A l’heure où nous écrivons ces lignes, Spike Lee lui, écrit une drôle de page d’histoire du festival de Cannes, le 74e. Alors que la Palme d’or ne doit être annoncée qu’à la fin du palmarès, le président du jury lâche le titre du film récompensé dès le début : Titane. C’est une réalisatrice émue qui après monte après sur le podium et qui déclare : “mon film est imparfait”. Rarement on aura entendu une créatrice (ou un créateur) montrer autant d’humilité. Car ce Titane est composé de deux parties distinctes dont on pardonnera l’articulation un tantinet artificielle. Dans la première, on fait connaissance avec un personnage antipathique interprété par une extraordinaire Agathe Rousselle. Le spectateur est comme ça, il éprouve peu ou pas de solidarité pour les tueurs. Jusqu’au moment où il se passe quelque chose de fantastique. No spoiler. Puis dans sa fuite, notre anti-héroïne accomplit une transformation spectaculaire et dans l’air du temps : elle devient un homme. Mais pas chirurgicalement. Elle doit cacher sa féminité. Celle-ci finira par exploser dans une scène qui convoque autant l’imagerie gay que la fluidité de genre. Pour faire écho à l’interprétation d’Agathe Rousselle, il y a un Vincent Lindon très présent, dont le corps est également remodelé pour apparaître difforme et en contraste avec les corps jeunes et vigoureux des autres pompiers.

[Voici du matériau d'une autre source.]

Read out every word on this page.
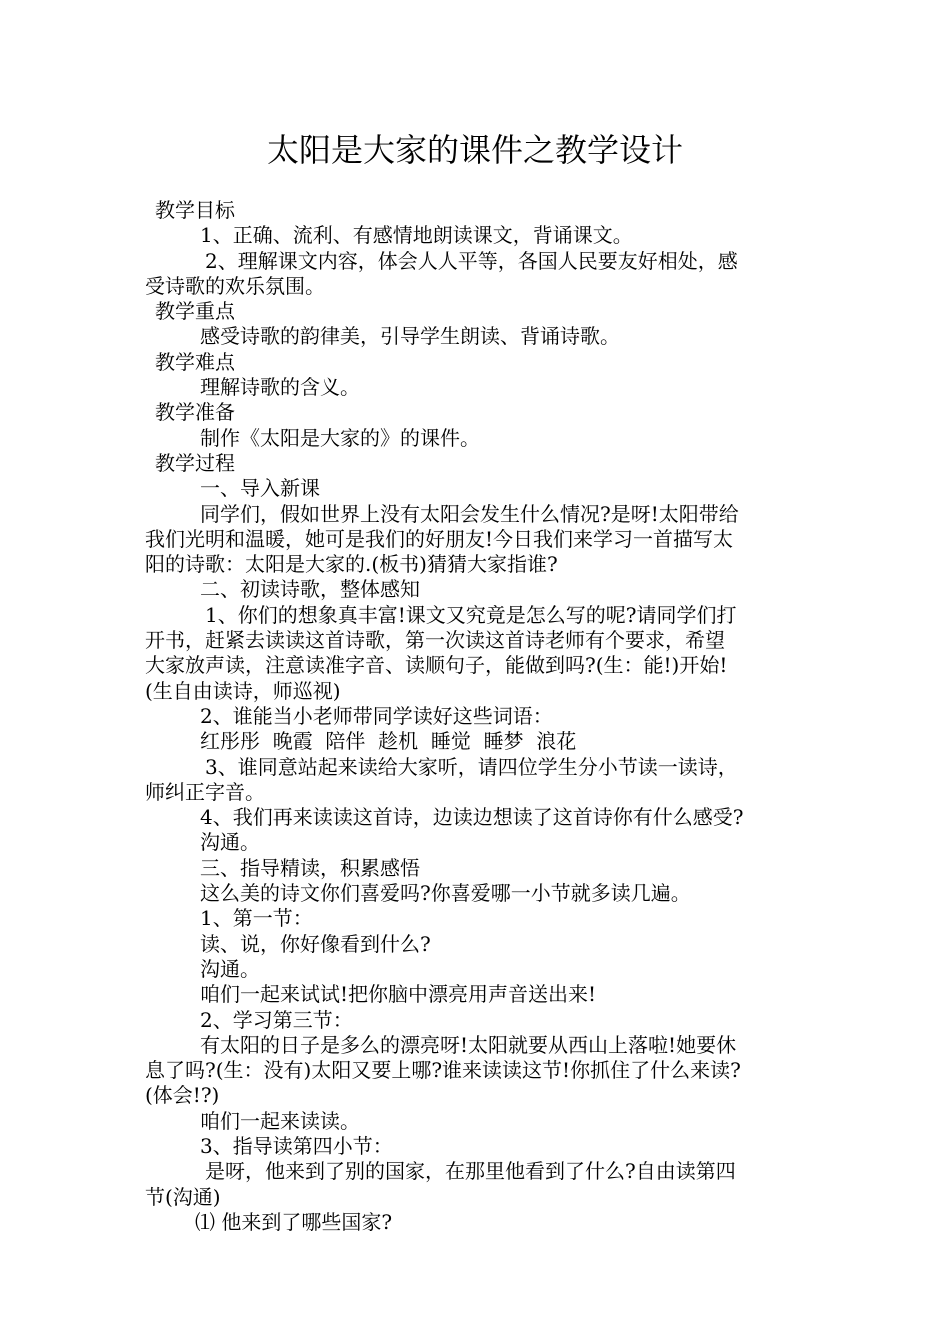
太阳是大家的课件之教学设计
教学目标
1、正确、流利、有感情地朗读课文，背诵课文。
2、理解课文内容，体会人人平等，各国人民要友好相处，感
受诗歌的欢乐氛围。
教学重点
感受诗歌的韵律美，引导学生朗读、背诵诗歌。
教学难点
理解诗歌的含义。
教学准备
制作《太阳是大家的》的课件。
教学过程
一、导入新课
同学们，假如世界上没有太阳会发生什么情况?是呀!太阳带给
我们光明和温暖，她可是我们的好朋友!今日我们来学习一首描写太
阳的诗歌：太阳是大家的.(板书)猜猜大家指谁?
二、初读诗歌，整体感知
1、你们的想象真丰富!课文又究竟是怎么写的呢?请同学们打
开书，赶紧去读读这首诗歌，第一次读这首诗老师有个要求，希望
大家放声读，注意读准字音、读顺句子，能做到吗?(生：能!)开始!
(生自由读诗，师巡视)
2、谁能当小老师带同学读好这些词语：
红彤彤  晚霞  陪伴  趁机  睡觉  睡梦  浪花
3、谁同意站起来读给大家听，请四位学生分小节读一读诗，
师纠正字音。
4、我们再来读读这首诗，边读边想读了这首诗你有什么感受?
沟通。
三、指导精读，积累感悟
这么美的诗文你们喜爱吗?你喜爱哪一小节就多读几遍。
1、第一节：
读、说，你好像看到什么?
沟通。
咱们一起来试试!把你脑中漂亮用声音送出来!
2、学习第三节：
有太阳的日子是多么的漂亮呀!太阳就要从西山上落啦!她要休
息了吗?(生：没有)太阳又要上哪?谁来读读这节!你抓住了什么来读?
(体会!?)
咱们一起来读读。
3、指导读第四小节：
是呀，他来到了别的国家，在那里他看到了什么?自由读第四
节(沟通)
⑴ 他来到了哪些国家?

Titane ne peut pas laisser le spectateur de marbre. Pourtant, aussi étonnant que cela puisse paraître, on n’y voit pas le sang couler. La réalisatrice a préféré choisir d’autres liquides, certains corporels, d’autres d’origine non humaine. Comme son personnage, le film de Ducourau est transgenre. Le “premier” père d’Alexia est joué par le réalisateur Bertrand Bonello, un “auteur”, tandis que les thématiques du film et même ses images rappellent le Crash de David Cronenberg Crash) ou le Christine de John Carpenter, des cinéastes “de genre”. Ce qui a poussé certains critiques à postuler que le sujet de Titane était Ducournau elle-même, ou du moins son processus créatif. Dans une interview qu’elle a donnée en juillet dernier pour le magazine So Film (n° 86), elle raconte en effet comment certaines idées lui sont venues de son expérience personnelle. En recevant la Palme d’or ce samedi 18 juillet 2021, pendant que Spike Lee tenait Tahar Rahim, son traducteur personnel, par l’épaule, elle déclarait également : “(…) la monstruosité, qui fait peur à certains et qui traverse mon travail, c’est une arme et une force pour repousser les murs de la normativité qui nous enferment et nous séparent. Parce qu’il y a tant de beauté, d’émotion et de liberté à trouver dans ce qu’on ne peut pas mettre dans une case. Et dans ce qui reste à découvrir de nous. (…) Je voudrais remercier infiniment le jury de reconnaître avec ce prix le besoin viscéral qu’on a d’un monde plus inclusif et plus fluide, et merci au jury de laisser rentrer les monstres« . Ce faisant, la cérémonie venait de consacrer la seconde femme à recevoir seule cette distinction (Jane Campion avait dû partager sa place avec le réalisateur Keng Chai en 1993), et faisait de la réalisatrice de Titane un modèle pour les générations à venir, quel que soit leur genre. Avec CINEMUSIC Radio.

Titane. Scénario : Jacques Akchoti, Jean-Christophe Bouzy, Julia Ducournau, Simonetta Greggio. Réalisation : Julia Ducournau. Photographie : Ruben Impens. Interprétation : Vincent Lindon, Agathe Rousselle, Garance Marillier. France, 2021.